Suudi Arabistan'da Bin Selman’ın iktidara gelmesinin ardından idamların artması üzerine
Avrupa merkezli Suudi İnsan Hakları Merkezi, yeni raporunda, Suudi Arabistan’da Muhammed Bin Selman’ın Veliaht Prensi döneminde idam kararlarının her sene iki kat arttığına işaretle, Bin Selman ve Kral Selman döneminde idam sayısının ortalama yüzde 82 oranında arttığını vurguladı.
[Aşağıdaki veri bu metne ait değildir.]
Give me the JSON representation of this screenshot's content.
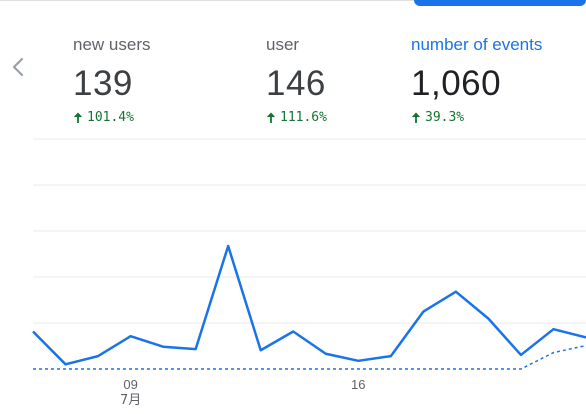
{
  "metrics": [
    {
      "label": "new users",
      "value": "139",
      "change": "101.4%",
      "direction": "up"
    },
    {
      "label": "user",
      "value": "146",
      "change": "111.6%",
      "direction": "up"
    },
    {
      "label": "number of events",
      "value": "1,060",
      "change": "39.3%",
      "direction": "up",
      "active": true
    }
  ],
  "colors": {
    "accent": "#1a73e8",
    "positive": "#137333",
    "gridline": "#e8eaed",
    "text_secondary": "#5f6368"
  },
  "icons": {
    "prev": "chevron-left-icon",
    "delta": "arrow-up-icon"
  },
  "chart_data": {
    "type": "line",
    "x_tick_labels": [
      {
        "label": "09",
        "sublabel": "7月",
        "index": 3
      },
      {
        "label": "16",
        "index": 10
      }
    ],
    "grid": true,
    "series": [
      {
        "style": "solid",
        "values": [
          32,
          4,
          11,
          28,
          19,
          17,
          105,
          16,
          32,
          13,
          7,
          11,
          49,
          66,
          43,
          12,
          34,
          27
        ]
      },
      {
        "style": "dashed",
        "values": [
          0,
          0,
          0,
          0,
          0,
          0,
          0,
          0,
          0,
          0,
          0,
          0,
          0,
          0,
          0,
          0,
          14,
          20
        ]
      }
    ]
  }
}
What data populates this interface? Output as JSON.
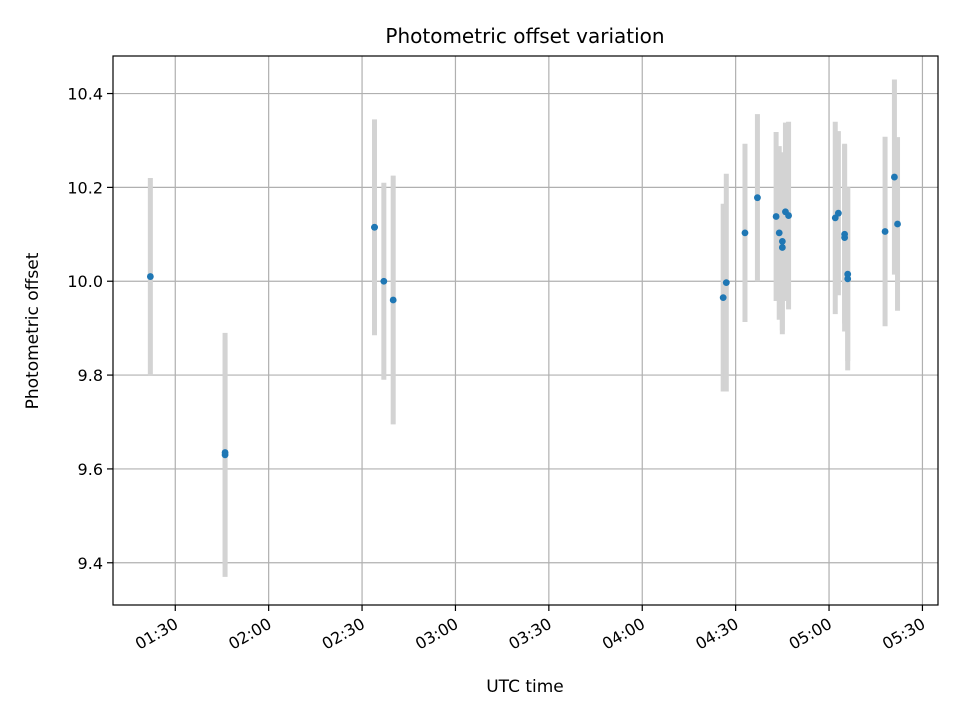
{
  "chart_data": {
    "type": "scatter",
    "title": "Photometric offset variation",
    "xlabel": "UTC time",
    "ylabel": "Photometric offset",
    "x_axis_type": "time",
    "xlim": [
      "01:10",
      "05:35"
    ],
    "ylim": [
      9.31,
      10.48
    ],
    "x_ticks": [
      "01:30",
      "02:00",
      "02:30",
      "03:00",
      "03:30",
      "04:00",
      "04:30",
      "05:00",
      "05:30"
    ],
    "y_ticks": [
      9.4,
      9.6,
      9.8,
      10.0,
      10.2,
      10.4
    ],
    "y_tick_labels": [
      "9.4",
      "9.6",
      "9.8",
      "10.0",
      "10.2",
      "10.4"
    ],
    "grid": true,
    "marker_color": "#1f77b4",
    "errorbar_color": "#d3d3d3",
    "points": [
      {
        "x": "01:22",
        "y": 10.01,
        "err": 0.21
      },
      {
        "x": "01:46",
        "y": 9.63,
        "err": 0.26
      },
      {
        "x": "01:46",
        "y": 9.635,
        "err": 0.24
      },
      {
        "x": "02:34",
        "y": 10.115,
        "err": 0.23
      },
      {
        "x": "02:34",
        "y": 10.115,
        "err": 0.22
      },
      {
        "x": "02:37",
        "y": 10.0,
        "err": 0.21
      },
      {
        "x": "02:40",
        "y": 9.96,
        "err": 0.265
      },
      {
        "x": "04:26",
        "y": 9.965,
        "err": 0.2
      },
      {
        "x": "04:27",
        "y": 9.997,
        "err": 0.232
      },
      {
        "x": "04:33",
        "y": 10.103,
        "err": 0.19
      },
      {
        "x": "04:37",
        "y": 10.178,
        "err": 0.178
      },
      {
        "x": "04:43",
        "y": 10.138,
        "err": 0.18
      },
      {
        "x": "04:44",
        "y": 10.103,
        "err": 0.185
      },
      {
        "x": "04:45",
        "y": 10.072,
        "err": 0.185
      },
      {
        "x": "04:45",
        "y": 10.085,
        "err": 0.19
      },
      {
        "x": "04:46",
        "y": 10.148,
        "err": 0.19
      },
      {
        "x": "04:47",
        "y": 10.14,
        "err": 0.2
      },
      {
        "x": "05:02",
        "y": 10.135,
        "err": 0.205
      },
      {
        "x": "05:03",
        "y": 10.145,
        "err": 0.175
      },
      {
        "x": "05:05",
        "y": 10.1,
        "err": 0.19
      },
      {
        "x": "05:05",
        "y": 10.093,
        "err": 0.2
      },
      {
        "x": "05:06",
        "y": 10.015,
        "err": 0.185
      },
      {
        "x": "05:06",
        "y": 10.005,
        "err": 0.195
      },
      {
        "x": "05:18",
        "y": 10.106,
        "err": 0.202
      },
      {
        "x": "05:21",
        "y": 10.222,
        "err": 0.208
      },
      {
        "x": "05:22",
        "y": 10.122,
        "err": 0.185
      }
    ]
  }
}
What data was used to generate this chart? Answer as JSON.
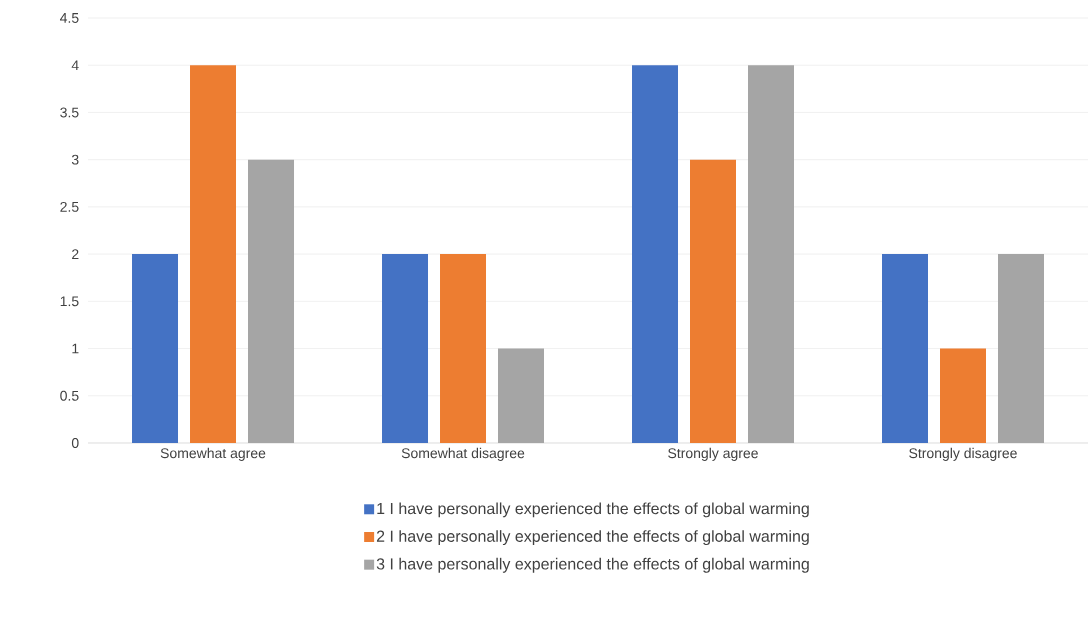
{
  "chart_data": {
    "type": "bar",
    "categories": [
      "Somewhat agree",
      "Somewhat disagree",
      "Strongly agree",
      "Strongly disagree"
    ],
    "series": [
      {
        "name": "1 I have personally experienced the effects of global warming",
        "color": "#4472c4",
        "values": [
          2,
          2,
          4,
          2
        ]
      },
      {
        "name": "2 I have personally experienced the effects of global warming",
        "color": "#ed7d31",
        "values": [
          4,
          2,
          3,
          1
        ]
      },
      {
        "name": "3 I have personally experienced the effects of global warming",
        "color": "#a5a5a5",
        "values": [
          3,
          1,
          4,
          2
        ]
      }
    ],
    "ylim": [
      0,
      4.5
    ],
    "yticks": [
      0,
      0.5,
      1,
      1.5,
      2,
      2.5,
      3,
      3.5,
      4,
      4.5
    ],
    "grid": "y",
    "legend": "bottom"
  }
}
Söz konusu habere göre, 2022 yılında Suudi Arabistan yönetimi 147 kişi hakkında verilen idam kararını infaz etti. Söz konusu veriler 81 kişinin infaz edildiği geçen 2 senedeki idamlardan daha fazladır. 2022 yılında idam kararları infaz edilen 147 kişiden 81’i 2022 yılında mart ayında bir günde idam edildi. Bu Suudi Arabistan’da en büyük toplu idam sayılıyor ve uluslararası tepki ve kınamalara yol açtı.
Ayrıca, aynı rapora göre, 2021 ve 2022 yılında infaz sayısı, yüzde 119 oranında arttı. 2020 ve 2022 yılında da idamlar yüzde 444 oranında arttı. İnsan hakları merkezinin bildirdiğine göre, 2020 yılında 27 idam ve 2021 yılında 67 kişi çeşitli suçlardan dolayı idam edildi.
Suudi Arabistan’da idamlar, bu ülkenin geleneksel ve mezhebi dokusuna göre, ve ülkenin kuruluşunun ilk yıllarından itibaren başladı. Ancak idam sayıları hiçbir zaman bu kadar yüksek olmamış ve ayrıca, geçmişteki idamlar, Muhammed Bin Selman’in iktidara gelene kadar dini boyutluydu, ancak Bin Selman’ın iktidara gelmesinden sonra, idamlar dini boyut olmaktan çıkıp, veliaht olan fakat gerçek anlamda iktidarı elinde bulunduran Muhammed Bin Selman’ın yenilikçi ve laikçi planları yüzünden siyasi boyut kazanmıştır.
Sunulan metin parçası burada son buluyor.